Wednesday, July 16, 2014
California Federal Judge Declares Death Penalty Violates Eighth Amendment
In his opinion today in Jones v. Chappell, federal judge Cormac Carney vacated the death sentence of Ernest Dewayne Jones as violating the Eighth Amendment’s prohibition against cruel and unusual punishment.
Jones was sentenced to death in 1995 and has been on "death row" in California State Prison at San Quentin since then. For Judge Carney, this is precisely the problem. As Carney writes:
Since 1978, when the current death penalty system was adopted by California voters, over 900 people have been sentenced to death for their crimes. Of them, only 13 have been executed. For the rest, the dysfunctional administration of California’s death penalty system has resulted, and will continue to result, in an inordinate and unpredictable period of delay preceding their actual execution. Indeed, for most, systemic delay has made their execution so unlikely that the death sentence carefully and deliberately imposed by the jury has been quietly transformed into one no rational jury or legislature could ever impose: life in prison, with the remote possibility of death. As for the random few for whom execution does become a reality, they will have languished for so long on Death Row that their execution will serve no retributive or deterrent purpose and will be arbitrary.
[emphasis in original].
Thus, it is not the arbitrariness in the imposition of the death sentence that is unconstitutional, but the arbitrariness in the execution of the death sentence that renders it unconstitutional.

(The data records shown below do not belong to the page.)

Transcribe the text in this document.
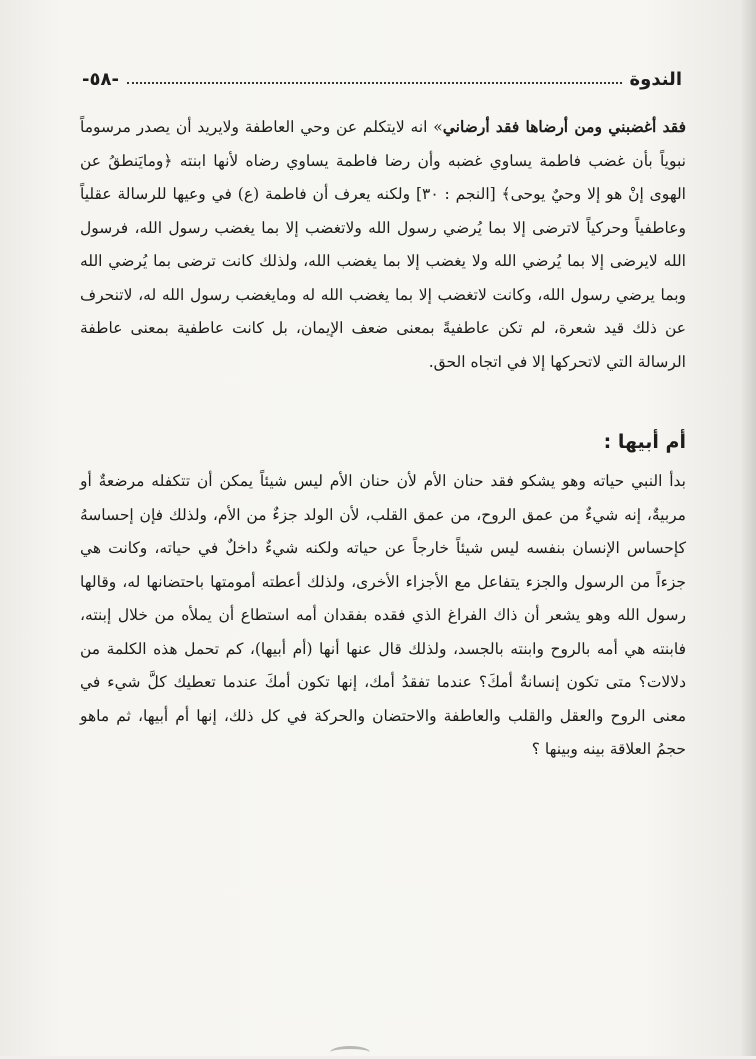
الندوة
-٥٨-

فقد أغضبني ومن أرضاها فقد أرضاني» انه لايتكلم عن وحي العاطفة ولايريد أن يصدر مرسوماً نبوياً بأن غضب فاطمة يساوي غضبه وأن رضا فاطمة يساوي رضاه لأنها ابنته ﴿ومايَنطقُ عن الهوى إنْ هو إلا وحيٌ يوحى﴾ [النجم : ٣٠] ولكنه يعرف أن فاطمة (ع) في وعيها للرسالة عقلياً وعاطفياً وحركياً لاترضى إلا بما يُرضي رسول الله ولاتغضب إلا بما يغضب رسول الله، فرسول الله لايرضى إلا بما يُرضي الله ولا يغضب إلا بما يغضب الله، ولذلك كانت ترضى بما يُرضي الله وبما يرضي رسول الله، وكانت لاتغضب إلا بما يغضب الله له ومايغضب رسول الله له، لاتنحرف عن ذلك قيد شعرة، لم تكن عاطفيةً بمعنى ضعف الإيمان، بل كانت عاطفية بمعنى عاطفة الرسالة التي لاتحركها إلا في اتجاه الحق.

أم أبيها :

بدأ النبي حياته وهو يشكو فقد حنان الأم لأن حنان الأم ليس شيئاً يمكن أن تتكفله مرضعةٌ أو مربيةٌ، إنه شيءٌ من عمق الروح، من عمق القلب، لأن الولد جزءٌ من الأم، ولذلك فإن إحساسهُ كإحساس الإنسان بنفسه ليس شيئاً خارجاً عن حياته ولكنه شيءٌ داخلٌ في حياته، وكانت هي جزءاً من الرسول والجزء يتفاعل مع الأجزاء الأخرى، ولذلك أعطته أمومتها باحتضانها له، وقالها رسول الله وهو يشعر أن ذاك الفراغ الذي فقده بفقدان أمه استطاع أن يملأه من خلال إبنته، فابنته هي أمه بالروح وابنته بالجسد، ولذلك قال عنها أنها (أم أبيها)، كم تحمل هذه الكلمة من دلالات؟ متى تكون إنسانةٌ أمكَ؟ عندما تفقدُ أمك، إنها تكون أمكَ عندما تعطيك كلَّ شيء في معنى الروح والعقل والقلب والعاطفة والاحتضان والحركة في كل ذلك، إنها أم أبيها، ثم ماهو حجمُ العلاقة بينه وبينها ؟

Judge Carney's analysis centered on his finding that of the more than 700 persons presently on California's "death row,"
their selection for execution will not depend on whether their crime was one of passion or of premeditation, on whether they killed one person or ten, or on any other proxy for the relative penological value that will be achieved by executing that inmate over any other. Nor will it even depend on the perhaps neutral criterion of executing inmates in the order in which they arrived on Death Row. Rather, it will depend upon a factor largely outside an inmate’s control, and wholly divorced from the penological purposes the State sought to achieve by sentencing him to death in the first instance: how quickly the inmate proceeds through the State’s dysfunctional post-conviction review process.
Judge Carney then discussed Jones' situation as an example.

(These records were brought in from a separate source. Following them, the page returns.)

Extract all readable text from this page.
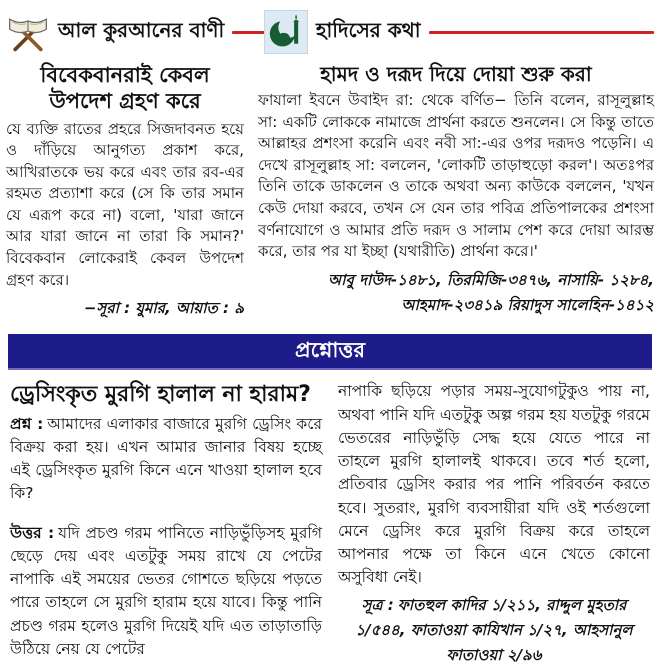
আল কুরআনের বাণী	হাদিসের কথা
বিবেকবানরাই কেবল উপদেশ গ্রহণ করে

যে ব্যক্তি রাতের প্রহরে সিজদাবনত হয়ে ও দাঁড়িয়ে আনুগত্য প্রকাশ করে, আখিরাতকে ভয় করে এবং তার রব-এর রহমত প্রত্যাশা করে (সে কি তার সমান যে এরূপ করে না) বলো, 'যারা জানে আর যারা জানে না তারা কি সমান?' বিবেকবান লোকেরাই কেবল উপদেশ গ্রহণ করে।

−সূরা : যুমার, আয়াত : ৯

হামদ ও দরূদ দিয়ে দোয়া শুরু করা

ফাযালা ইবনে উবাইদ রা: থেকে বর্ণিত− তিনি বলেন, রাসূলুল্লাহ সা: একটি লোককে নামাজে প্রার্থনা করতে শুনলেন। সে কিন্তু তাতে আল্লাহর প্রশংসা করেনি এবং নবী সা:-এর ওপর দরূদও পড়েনি। এ দেখে রাসূলুল্লাহ সা: বললেন, 'লোকটি তাড়াহুড়ো করল'। অতঃপর তিনি তাকে ডাকলেন ও তাকে অথবা অন্য কাউকে বললেন, 'যখন কেউ দোয়া করবে, তখন সে যেন তার পবিত্র প্রতিপালকের প্রশংসা বর্ণনাযোগে ও আমার প্রতি দরূদ ও সালাম পেশ করে দোয়া আরম্ভ করে, তার পর যা ইচ্ছা (যথারীতি) প্রার্থনা করে।'

আবু দাউদ-১৪৮১, তিরমিজি-৩৪৭৬, নাসায়ি- ১২৮৪, আহমাদ-২৩৪১৯ রিয়াদুস সালেহিন-১৪১২

প্রশ্নোত্তর
ড্রেসিংকৃত মুরগি হালাল না হারাম?

প্রশ্ন : আমাদের এলাকার বাজারে মুরগি ড্রেসিং করে বিক্রয় করা হয়। এখন আমার জানার বিষয় হচ্ছে এই ড্রেসিংকৃত মুরগি কিনে এনে খাওয়া হালাল হবে কি?

উত্তর : যদি প্রচণ্ড গরম পানিতে নাড়িভুঁড়িসহ মুরগি ছেড়ে দেয় এবং এতটুকু সময় রাখে যে পেটের নাপাকি এই সময়ের ভেতর গোশতে ছড়িয়ে পড়তে পারে তাহলে সে মুরগি হারাম হয়ে যাবে। কিন্তু পানি প্রচণ্ড গরম হলেও মুরগি দিয়েই যদি এত তাড়াতাড়ি উঠিয়ে নেয় যে পেটের

নাপাকি ছড়িয়ে পড়ার সময়-সুযোগটুকুও পায় না, অথবা পানি যদি এতটুকু অল্প গরম হয় যতটুকু গরমে ভেতরের নাড়িভুঁড়ি সেদ্ধ হয়ে যেতে পারে না তাহলে মুরগি হালালই থাকবে। তবে শর্ত হলো, প্রতিবার ড্রেসিং করার পর পানি পরিবর্তন করতে হবে। সুতরাং, মুরগি ব্যবসায়ীরা যদি ওই শর্তগুলো মেনে ড্রেসিং করে মুরগি বিক্রয় করে তাহলে আপনার পক্ষে তা কিনে এনে খেতে কোনো অসুবিধা নেই।

সূত্র : ফাতহুল কাদির ১/২১১, রাদ্দুল মুহতার ১/৫৪৪, ফাতাওয়া কাযিখান ১/২৭, আহসানুল ফাতাওয়া ২/৯৬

To be sure, however, Judge Carney did not view Jones' situation as unique. Indeed, the opinion contains an 18 page color-coded appendix listing the status of more than 500 persons sentenced to death in California between 1978 -1997. Here's a bit of it, with the entry for Ernest Jones:
Thus, Judge Carney's careful reasoning applies to every person sentenced to death in California, even those sentenced more recently. California's Attorney General and Governor now have some serious litigation choices to make.